By Josh Aldrich, Camrose Canadian

The Camrose Snowbirds are set to take to the skies over Camrose on Wednesday at 7 p.m. Supplied 

The Camrose Snowbirds are set to take to the skies over Camrose on Wednesday at 7 p.m. Supplied 

All Major Denis Bandet wanted to be when he was growing was a Snowbird.  

He saw the Canadian Forces demonstration squadron perform their choreographed aerobatics show when he was young in Regina. The performance inspired him to become a pilot and to serve. 

On Wednesday he will lead the Snowbirds into Camrose for a 30-minute show of death-defying tricks and formations. 

He has been leading this dream since last summer. 

"It's very challenging," he said. "Before, when I was flying in one single position, I had to worry about just my side. Now as the team lead I have to worry about how my profile affects one side of the formation or the other. It is quite different. I embrace that challenge, you're trying to strive for that perfect show, it's very illusive but it's something you chase all the time and try to make it better and better all the time." 

The Snowbirds perform about 60 shows a year throughout Canada and the U.S. and they have stopped in Camrose before. But this will be one of the most up-close and personal shows the put on at the tiny confines of the local airport. To take full advantage of this there will be a Maple Split Ice Cream Social for the public to meet the pilots on Tuesday at 7 p.m. and a chance to interact with them after the show on Wednesday. 

"It's really great to have that interaction with the community at that level and it creates more of a personal relationship," said Bandet. 

He knows full well how important that interaction can be. Getting to see the Snowbirds as a youngster propelled Bandet into a career in the air force. He got his wings in 2000 and was stationed in 4-Wing Cold Lake and has helped train a generation of fighter pilots. He has also flown many NATO missions in the CF-18 Hornet and was also deployed to the Middle East in 2015 during Operation IMPACT in support of the Middle East Stabilization Force. 

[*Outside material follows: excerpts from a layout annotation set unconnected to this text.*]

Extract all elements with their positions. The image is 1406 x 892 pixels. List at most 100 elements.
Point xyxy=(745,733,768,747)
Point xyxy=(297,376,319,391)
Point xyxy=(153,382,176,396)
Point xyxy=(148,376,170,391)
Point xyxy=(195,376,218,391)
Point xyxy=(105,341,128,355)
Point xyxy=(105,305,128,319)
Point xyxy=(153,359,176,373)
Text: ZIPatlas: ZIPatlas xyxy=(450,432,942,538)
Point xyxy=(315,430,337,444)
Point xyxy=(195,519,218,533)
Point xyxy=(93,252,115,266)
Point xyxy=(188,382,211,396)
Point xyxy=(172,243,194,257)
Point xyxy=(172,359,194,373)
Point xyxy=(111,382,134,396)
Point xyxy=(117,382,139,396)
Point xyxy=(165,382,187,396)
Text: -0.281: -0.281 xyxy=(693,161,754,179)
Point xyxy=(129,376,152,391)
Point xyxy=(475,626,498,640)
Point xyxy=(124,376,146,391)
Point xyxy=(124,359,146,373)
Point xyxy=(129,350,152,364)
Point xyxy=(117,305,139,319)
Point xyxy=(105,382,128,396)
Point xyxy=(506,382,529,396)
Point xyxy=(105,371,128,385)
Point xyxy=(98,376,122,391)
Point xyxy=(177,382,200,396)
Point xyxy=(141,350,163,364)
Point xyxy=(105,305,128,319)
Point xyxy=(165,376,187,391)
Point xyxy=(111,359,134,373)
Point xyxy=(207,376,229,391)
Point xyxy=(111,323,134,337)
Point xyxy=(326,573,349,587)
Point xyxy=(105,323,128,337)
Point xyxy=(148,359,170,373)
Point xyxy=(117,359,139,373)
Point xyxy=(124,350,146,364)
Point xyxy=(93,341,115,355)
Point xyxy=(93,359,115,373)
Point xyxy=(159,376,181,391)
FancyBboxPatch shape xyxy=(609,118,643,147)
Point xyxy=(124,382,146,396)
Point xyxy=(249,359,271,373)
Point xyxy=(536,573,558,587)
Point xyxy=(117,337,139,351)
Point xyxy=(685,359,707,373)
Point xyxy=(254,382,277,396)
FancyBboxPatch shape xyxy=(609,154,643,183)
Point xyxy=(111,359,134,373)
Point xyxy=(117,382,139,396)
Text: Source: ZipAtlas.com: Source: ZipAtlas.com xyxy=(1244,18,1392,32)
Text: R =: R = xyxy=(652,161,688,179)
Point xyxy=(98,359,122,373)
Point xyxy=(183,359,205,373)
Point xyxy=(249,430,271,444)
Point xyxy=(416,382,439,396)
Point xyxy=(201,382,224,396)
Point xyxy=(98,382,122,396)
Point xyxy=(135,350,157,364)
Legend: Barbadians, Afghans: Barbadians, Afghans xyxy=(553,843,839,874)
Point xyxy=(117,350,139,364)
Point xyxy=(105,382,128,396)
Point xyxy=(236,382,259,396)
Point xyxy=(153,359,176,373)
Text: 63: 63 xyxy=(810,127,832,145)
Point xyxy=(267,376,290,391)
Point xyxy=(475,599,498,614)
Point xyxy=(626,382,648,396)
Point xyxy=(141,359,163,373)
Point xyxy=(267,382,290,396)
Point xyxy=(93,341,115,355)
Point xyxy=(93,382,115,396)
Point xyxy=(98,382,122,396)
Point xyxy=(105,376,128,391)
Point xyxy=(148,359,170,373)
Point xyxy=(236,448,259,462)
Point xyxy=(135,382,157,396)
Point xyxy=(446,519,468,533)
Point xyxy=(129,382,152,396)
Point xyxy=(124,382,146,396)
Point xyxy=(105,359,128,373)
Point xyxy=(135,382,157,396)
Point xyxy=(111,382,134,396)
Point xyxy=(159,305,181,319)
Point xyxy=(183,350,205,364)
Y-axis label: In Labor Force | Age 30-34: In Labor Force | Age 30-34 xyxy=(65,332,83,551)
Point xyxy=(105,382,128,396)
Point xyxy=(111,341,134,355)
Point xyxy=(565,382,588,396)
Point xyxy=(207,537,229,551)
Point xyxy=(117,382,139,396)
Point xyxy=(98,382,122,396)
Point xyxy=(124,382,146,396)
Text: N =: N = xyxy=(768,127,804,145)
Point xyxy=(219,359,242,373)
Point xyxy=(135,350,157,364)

It was not until 2010 until some of his friends encouraged him to try out for the Snowbirds and he made the squadron as Snowbird 6, outer right wing position. He flew with the nine-plane team for the next three years and was reassigned to Cold Lake when his tour was complete. Last year he returned to the group as Snowbird 1 in the lead position. 

He says routines are very much a group discussion as they select from among 48 years' worth of formations and maneuvers, but when they are up in the air everyone takes their cues from him. 

The team spends many hours training for the season and building up the stamina and fortitude it requires to perform tricks that will put up to six Gs of force on the body as the planes rocket up to more than 600 kilometres per hour through the air. 

Bandet has two favourite tricks, the big diamond combo in the opening sequence where they roll out the nine plane and follow it with a loop. In the closing his favourite trick is called the Canada burst where all nine planes go vertical and then they split them out. 

"It looks like a firework going off, it's a lot of fun to fly," said Bandet. 

The show is free to the public, though there will be parking fees —$12 in advance, $20 at the gate — and carpooling or taking advantage of other means of transportation, like a free park and ride from the Camrose Recreation Centre and a bike valet run by the Camrose Sea Serpents Swim Club, are highly encouraged.  

"There's room for lots of people out there, but we are encouraging people to park and ride and to car pool because airports are built with minimal access points and we want to avoid any unnecessary traffic congestion," said Camrose Flying Club board member Jadene Mah, who also reminds attendees to bring their lawn chair and bug spray. 

The air show starts at 7 p.m. and gates open at 4:30 p.m. and people are encouraged to arrive early. 

The best place to watch the show will be at the airport. There are major safety concerns at play, if something does go wrong emergency crews need to be able to access the area uninhibited. 

As well, the show is set to be played on a very specific stage, and the airport will provide the best views of their maneuvers. 

"Not unlike going to the theatre, the best place to watch the show from is going to be the airport where you can hear the full narration of the Snowbirds announcer and the music that is choreographed to the Snowbirds maneuvers," said Mah. 

The Camrose Flying Club has received a Community Initiatives Program Grant through the Alberta Lotteries Fund that will go to help cover the costs of hosting the Snowbirds and to on-going public safety costs like fencing and a Foreign Object Debris sweeper for the runway. 

They have also received support from the community through sponsorships and volunteers to help ensure the show remains free to the public. 

Tickets for the Ice Cream Social are available at Oleo's Ice Cream Castle at Mirror Lake.